DISC is operational and accepting users with jobs that involve large datasets who would like to explore the possibilities offered by a cluster designed for data intensive applications. If you are interested in running a job on DISC contact John Bent.
The IS&T Data Exploratory is a unique data intensive supercomputing facility designed to explore the challenges of working with large datasets. Sensors, Internet packet filters, telescopes and satellites all generate massive amounts of data. To solve problems in areas like energy security, bio-security, and cosmology we need effective ways to analyze this data. The Data Exploratory will provide a trial facility in an open environment where researchers can experiment with data intensive methods.
The exploratory will have two 10GigE connections to bring in data: one to the yellow network and one to the turquoise network. The data will be stored on a distributed file system of hard drives local to compute nodes. The focus of the facility will be providing an infrastructure to effectively support data intensive applications.
One of the challenges of large datasets is representing the data in a manageable format that scientists can learn from.
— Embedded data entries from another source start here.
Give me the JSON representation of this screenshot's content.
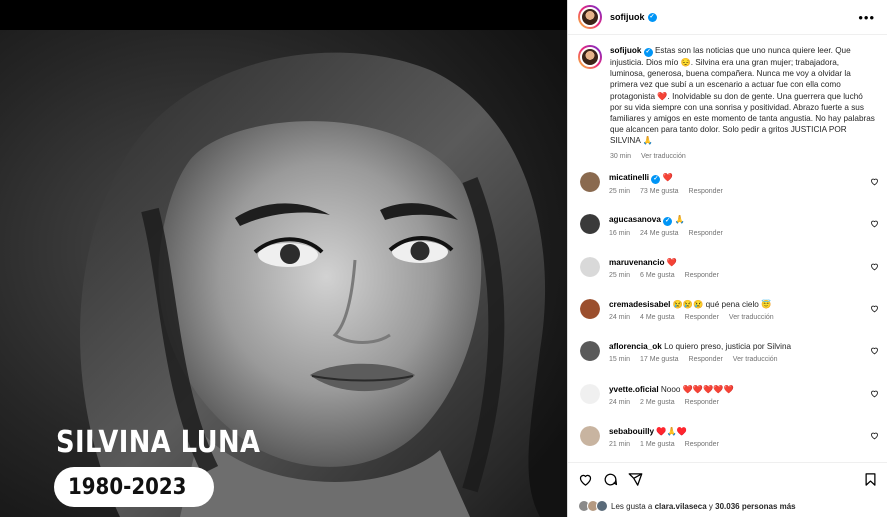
{
  "post": {
    "image": {
      "name_text": "SILVINA LUNA",
      "years_text": "1980-2023"
    },
    "header": {
      "username": "sofijuok",
      "verified": true,
      "more_icon": "more-horizontal-icon"
    },
    "caption": {
      "username": "sofijuok",
      "text": "Estas son las noticias que uno nunca quiere leer. Que injusticia. Dios mío 😔. Silvina era una gran mujer; trabajadora, luminosa, generosa, buena compañera. Nunca me voy a olvidar la primera vez que subí a un escenario a actuar fue con ella como protagonista ❤️. Inolvidable su don de gente. Una guerrera que luchó por su vida siempre con una sonrisa y positividad. Abrazo fuerte a sus familiares y amigos en este momento de tanta angustia. No hay palabras que alcancen para tanto dolor. Solo pedir a gritos JUSTICIA POR SILVINA 🙏",
      "time": "30 min",
      "translate": "Ver traducción"
    },
    "comments": [
      {
        "username": "micatinelli",
        "verified": true,
        "text": "❤️",
        "time": "25 min",
        "likes": "73 Me gusta",
        "reply": "Responder",
        "translate": "",
        "avatar_color": "#8a6a4f"
      },
      {
        "username": "agucasanova",
        "verified": true,
        "text": "🙏",
        "time": "16 min",
        "likes": "24 Me gusta",
        "reply": "Responder",
        "translate": "",
        "avatar_color": "#3a3a3a"
      },
      {
        "username": "maruvenancio",
        "verified": false,
        "text": "❤️",
        "time": "25 min",
        "likes": "6 Me gusta",
        "reply": "Responder",
        "translate": "",
        "avatar_color": "#d9d9d9"
      },
      {
        "username": "cremadesisabel",
        "verified": false,
        "text": "😢😢😢 qué pena cielo 😇",
        "time": "24 min",
        "likes": "4 Me gusta",
        "reply": "Responder",
        "translate": "Ver traducción",
        "avatar_color": "#9b4f2e"
      },
      {
        "username": "aflorencia_ok",
        "verified": false,
        "text": "Lo quiero preso, justicia por Silvina",
        "time": "15 min",
        "likes": "17 Me gusta",
        "reply": "Responder",
        "translate": "Ver traducción",
        "avatar_color": "#5a5a5a"
      },
      {
        "username": "yvette.oficial",
        "verified": false,
        "text": "Nooo ❤️❤️❤️❤️❤️",
        "time": "24 min",
        "likes": "2 Me gusta",
        "reply": "Responder",
        "translate": "",
        "avatar_color": "#f0f0f0"
      },
      {
        "username": "sebabouilly",
        "verified": false,
        "text": "♥️🙏♥️",
        "time": "21 min",
        "likes": "1 Me gusta",
        "reply": "Responder",
        "translate": "",
        "avatar_color": "#c8b4a0"
      }
    ],
    "actions": {
      "like_icon": "heart-icon",
      "comment_icon": "comment-icon",
      "share_icon": "share-icon",
      "save_icon": "bookmark-icon"
    },
    "likes": {
      "prefix": "Les gusta a",
      "user": "clara.vilaseca",
      "middle": "y",
      "count": "30.036 personas más"
    }
  },
  "colors": {
    "accent": "#0095f6",
    "heart": "#ff3040",
    "muted": "#737373"
  }
}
The IS&T Data Exploratory will include a visualization environment to provide an alternative method for looking at results from data intensive applications. The goal is to find new ways of using visualization for information applications, to provide an abstraction of the data rather than a simulation of it.
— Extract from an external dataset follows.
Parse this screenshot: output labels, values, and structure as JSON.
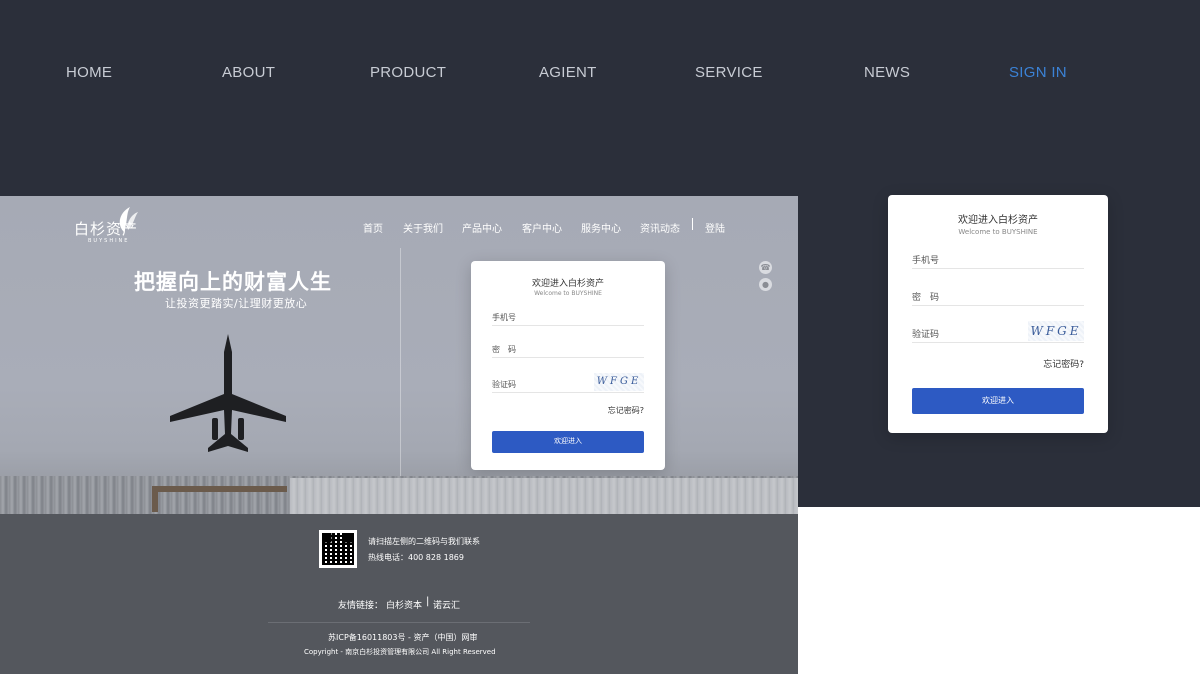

Cosmology simulations have the ability to generate petabytes, even exabytes of data. Once the data is generated it must be processed in order to provide useful knowledge; which is a heavily I/O bound operation. One such cosmology application, uses a clustering technique to highlight interesting regions of the simulation space. Shown in the figure:
A present and mounting concern at the lab now is Cybersecurity. one way to insure lab security is to analyze all lab network traffic. With so much I/O traffic generated on a daily basis, analysis becomes very data-intensive.
This example of image processing takes a photo and identifies potential threats. While this example is simplistic, the idea can easily be expanded to something more complex like threat analysis on GIS data or even real-time video, which becomes much more data-intensive.